The other reason this film is so successful to me is the use of comedy. This is one of the funniest films I’ve seen. While there are jokes only an aficionado of Barbie could possibly understand, there are others that will cause anyone to laugh. The film uses satire and the perfection of Barbie and Ken to create humor. Barbie’s home with fake food and showers that don’t spray real water are hilarious. And even Barbie’s existential crisis is cause for laughs as Barbie’s feet go flat and she develops cellulite. It was humor like this that kept me engaged in the film and made the movie so much fun to watch. 

For fans of Barbie, who grew up with the dolls, the writers add to the fun by giving callouts to some of the more unusual dolls, now discontinued and some of the dolls I had. We see Astronaut and Doctor Barbie but we also see Midge, Skipper, and Sugar’s Daddy Ken as well as Allen and Earring Magic Ken. There are the Mermaid Barbies as well as  Kenmaid. Seeing all the varieties made the film special and even more fun. It reminded me why I loved Barbie and Ken when I was young. I think for those of us who grew up with the dolls it added a special homage to the movie.

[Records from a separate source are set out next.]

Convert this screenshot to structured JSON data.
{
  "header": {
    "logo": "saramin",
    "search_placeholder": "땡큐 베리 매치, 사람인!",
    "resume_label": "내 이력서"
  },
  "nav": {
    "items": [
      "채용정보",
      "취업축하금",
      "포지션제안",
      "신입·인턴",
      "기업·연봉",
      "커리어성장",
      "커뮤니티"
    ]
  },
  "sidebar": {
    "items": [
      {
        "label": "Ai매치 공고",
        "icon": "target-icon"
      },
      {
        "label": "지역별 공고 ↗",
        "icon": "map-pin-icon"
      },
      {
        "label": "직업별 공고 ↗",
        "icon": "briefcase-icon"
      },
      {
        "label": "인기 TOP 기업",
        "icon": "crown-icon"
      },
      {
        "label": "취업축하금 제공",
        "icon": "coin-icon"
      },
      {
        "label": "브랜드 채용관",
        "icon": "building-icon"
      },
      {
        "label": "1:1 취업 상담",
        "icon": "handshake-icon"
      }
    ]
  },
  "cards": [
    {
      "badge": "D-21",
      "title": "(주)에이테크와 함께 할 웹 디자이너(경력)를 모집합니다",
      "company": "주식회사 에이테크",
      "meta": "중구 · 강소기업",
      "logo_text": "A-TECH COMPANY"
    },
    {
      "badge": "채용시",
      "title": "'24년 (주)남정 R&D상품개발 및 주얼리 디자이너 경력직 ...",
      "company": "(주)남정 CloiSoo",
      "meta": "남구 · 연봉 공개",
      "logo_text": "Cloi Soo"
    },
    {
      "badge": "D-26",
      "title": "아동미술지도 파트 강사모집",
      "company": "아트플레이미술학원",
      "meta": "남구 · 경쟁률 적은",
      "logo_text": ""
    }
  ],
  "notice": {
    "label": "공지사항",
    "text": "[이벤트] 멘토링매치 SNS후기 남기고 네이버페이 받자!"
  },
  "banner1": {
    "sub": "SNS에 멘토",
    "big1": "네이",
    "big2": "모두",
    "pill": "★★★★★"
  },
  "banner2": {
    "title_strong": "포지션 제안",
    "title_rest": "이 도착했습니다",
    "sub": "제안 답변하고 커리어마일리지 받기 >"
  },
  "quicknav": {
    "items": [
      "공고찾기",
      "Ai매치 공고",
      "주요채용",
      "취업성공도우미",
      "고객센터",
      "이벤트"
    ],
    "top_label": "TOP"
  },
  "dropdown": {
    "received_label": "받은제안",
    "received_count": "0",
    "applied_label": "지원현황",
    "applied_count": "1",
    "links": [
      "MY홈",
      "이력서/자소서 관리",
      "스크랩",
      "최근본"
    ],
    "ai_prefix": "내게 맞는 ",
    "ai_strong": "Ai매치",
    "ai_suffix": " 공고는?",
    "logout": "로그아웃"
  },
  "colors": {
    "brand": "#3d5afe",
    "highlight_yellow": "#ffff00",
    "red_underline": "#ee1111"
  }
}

The performances are excellent. Margot Robbie is stellar as Stereotypical Barbie. Her confusion and ability to use a deadpan expression to sell the humor are what made her performance so brilliant. Ryan Gosling as Beach Ken was phenomenal. Even more than Margot Robbie he excelled in his role and his performance adds so many layers of emotion and humor to the film. The chemistry between him and Robbie is pitch perfect. Kate McKinnon is funny as Weird Barbie and her performance is witty and intelligent. Michael Cera is superb as Allan, giving a performance that is warm and humorous. Simu Liu as Beach Ken’s rival, Tourist Ken added comedic touches as well, as they both vie for Barbie’s affections. Rhea Perlman was perfection. 

I absolutely loved this film. But there are moments where the humor is too silly. Will Farrell’s character felt over the top at times. While his performance was good, it also didn’t entirely feel necessary to the main story. The plot is also fairly simple. But Barbie is brought to life in glorious technicolor with such an attention to detail that you would have to watch the film multiple times to catch all the different Barbies and the exquisite moments of homage within Barbieland. It is full of infectious charm and while the story is simple, it is one we all can relate to: finding our purpose. And it gives us true feminism and empowerment. 

If you loved Barbie or just want to see one of the summer’s funnest and most charming films, I highly recommend you go watch “Barbie. It is fun, infectiously joyful even when in the midst of existential crisis and funny even in the darkest moments. It is hysterically funny and the performances are brilliant, especially Ryan Gosling and Margot Robbie. The film also acknowledges some of the issues with Barbie over the years and that touch of self-knowledge makes the film even better, allowing us to truly embrace our inner Barbie.  I know it made me wish I still had my old dolls, just so I could visit them one more time.